Fourth, organisations thrive on fresh ideas from new leadership. Whatever good Adamu achieved in his two-year tenure can always be improved upon by a new man. Arguably, the Nigeria Police Force can only benefit from new management with new, improved thinking. 


Fifth, the retention, against extant rules, of public officers after their service year has expired gives the erroneous impression that they are indispensable. They are not; no man is indispensable, in this country of more than 200 million people, indeed anywhere on earth. And the President should not be the one to encourage that false sense of importance in any public office. Besides, the esteem of the presidency is badly dented for its disdain for due process and rules it enacted.

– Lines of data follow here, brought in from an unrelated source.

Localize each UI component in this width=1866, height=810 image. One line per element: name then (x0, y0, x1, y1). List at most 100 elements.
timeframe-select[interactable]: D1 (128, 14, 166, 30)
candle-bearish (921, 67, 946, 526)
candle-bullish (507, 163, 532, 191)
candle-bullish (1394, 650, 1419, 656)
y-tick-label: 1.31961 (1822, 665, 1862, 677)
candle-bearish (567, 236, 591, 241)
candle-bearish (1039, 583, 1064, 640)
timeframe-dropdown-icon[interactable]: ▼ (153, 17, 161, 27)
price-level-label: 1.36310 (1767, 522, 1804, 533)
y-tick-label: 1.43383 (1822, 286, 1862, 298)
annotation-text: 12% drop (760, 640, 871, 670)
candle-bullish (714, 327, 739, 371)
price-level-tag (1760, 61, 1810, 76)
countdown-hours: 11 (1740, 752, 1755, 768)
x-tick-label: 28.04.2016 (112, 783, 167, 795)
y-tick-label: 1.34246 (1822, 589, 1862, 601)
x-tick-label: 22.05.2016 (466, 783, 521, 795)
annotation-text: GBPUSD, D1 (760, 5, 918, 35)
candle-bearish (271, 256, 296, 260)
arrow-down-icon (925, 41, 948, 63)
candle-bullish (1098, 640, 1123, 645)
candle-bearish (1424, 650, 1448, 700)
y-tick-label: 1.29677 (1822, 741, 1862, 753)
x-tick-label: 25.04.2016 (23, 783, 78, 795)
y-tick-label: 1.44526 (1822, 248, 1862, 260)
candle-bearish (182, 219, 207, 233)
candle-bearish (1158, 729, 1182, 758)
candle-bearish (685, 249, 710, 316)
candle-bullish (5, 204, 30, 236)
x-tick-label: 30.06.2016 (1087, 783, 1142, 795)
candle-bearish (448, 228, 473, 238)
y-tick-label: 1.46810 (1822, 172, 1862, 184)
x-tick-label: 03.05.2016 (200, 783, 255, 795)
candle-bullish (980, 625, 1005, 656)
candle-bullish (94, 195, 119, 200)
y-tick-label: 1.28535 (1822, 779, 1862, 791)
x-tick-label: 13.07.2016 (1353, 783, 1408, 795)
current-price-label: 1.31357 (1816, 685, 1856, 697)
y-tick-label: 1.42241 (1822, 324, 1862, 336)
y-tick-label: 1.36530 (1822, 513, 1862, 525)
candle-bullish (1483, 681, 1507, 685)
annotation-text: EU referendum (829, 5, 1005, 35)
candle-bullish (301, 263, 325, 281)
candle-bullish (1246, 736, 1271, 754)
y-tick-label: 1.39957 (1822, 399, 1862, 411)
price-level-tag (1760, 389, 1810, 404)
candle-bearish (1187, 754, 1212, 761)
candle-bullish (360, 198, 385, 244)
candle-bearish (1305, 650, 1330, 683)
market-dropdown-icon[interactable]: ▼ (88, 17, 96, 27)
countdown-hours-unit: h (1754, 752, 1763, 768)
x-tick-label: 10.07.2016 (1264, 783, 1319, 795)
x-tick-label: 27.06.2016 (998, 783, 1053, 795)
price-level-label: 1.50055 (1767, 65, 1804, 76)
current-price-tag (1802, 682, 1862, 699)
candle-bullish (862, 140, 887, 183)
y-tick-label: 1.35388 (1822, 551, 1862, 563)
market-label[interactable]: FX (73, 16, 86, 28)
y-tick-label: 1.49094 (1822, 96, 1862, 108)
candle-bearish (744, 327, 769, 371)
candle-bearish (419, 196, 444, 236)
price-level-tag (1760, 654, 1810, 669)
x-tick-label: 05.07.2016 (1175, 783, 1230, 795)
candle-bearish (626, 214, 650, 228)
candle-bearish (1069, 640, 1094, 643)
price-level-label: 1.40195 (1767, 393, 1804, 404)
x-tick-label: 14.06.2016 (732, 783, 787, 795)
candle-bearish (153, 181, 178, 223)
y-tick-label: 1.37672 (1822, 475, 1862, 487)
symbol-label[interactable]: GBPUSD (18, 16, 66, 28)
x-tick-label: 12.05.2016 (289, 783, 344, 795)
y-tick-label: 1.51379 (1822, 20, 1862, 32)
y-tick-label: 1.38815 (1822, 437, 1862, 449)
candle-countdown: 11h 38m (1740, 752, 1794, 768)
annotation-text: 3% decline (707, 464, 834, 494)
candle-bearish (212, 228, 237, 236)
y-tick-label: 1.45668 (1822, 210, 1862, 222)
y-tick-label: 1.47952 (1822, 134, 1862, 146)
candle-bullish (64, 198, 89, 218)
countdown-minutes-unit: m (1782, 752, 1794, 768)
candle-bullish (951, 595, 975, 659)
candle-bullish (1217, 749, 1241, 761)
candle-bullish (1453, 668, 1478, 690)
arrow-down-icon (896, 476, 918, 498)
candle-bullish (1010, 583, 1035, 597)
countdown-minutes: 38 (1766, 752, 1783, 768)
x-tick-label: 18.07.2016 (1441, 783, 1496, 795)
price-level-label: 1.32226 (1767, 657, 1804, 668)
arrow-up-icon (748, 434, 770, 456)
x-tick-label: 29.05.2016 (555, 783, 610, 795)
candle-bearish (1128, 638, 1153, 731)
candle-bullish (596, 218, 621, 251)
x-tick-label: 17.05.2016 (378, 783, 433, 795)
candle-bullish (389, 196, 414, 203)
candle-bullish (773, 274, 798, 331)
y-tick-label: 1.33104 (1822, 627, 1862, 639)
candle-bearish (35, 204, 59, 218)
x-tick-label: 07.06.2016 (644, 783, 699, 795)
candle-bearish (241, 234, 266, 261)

Finally, the retirement of long-serving public officers gives room for career advancement from below. That, by the due and transparent process, an officer can honourably aspire to great heights in the Force is a sound motivation to put in his and her best. But if, as it has become the culture in this government, people are retained ad infinitum, ad nauseam, in their positions, even when they are glaringly tired at the job, career progression is delayed and denied.  This harms both morale and the enthusiasm to work hard or a just reward. Ultimately, the Force and the country suffer. Mohammed Adamu came, did his best, and he was due for retirement. He should have been given his deserved break. For the second time in our editorial during the Buhari government, The Guardian is constrained to tell the President ‘Let the IGP go, please.’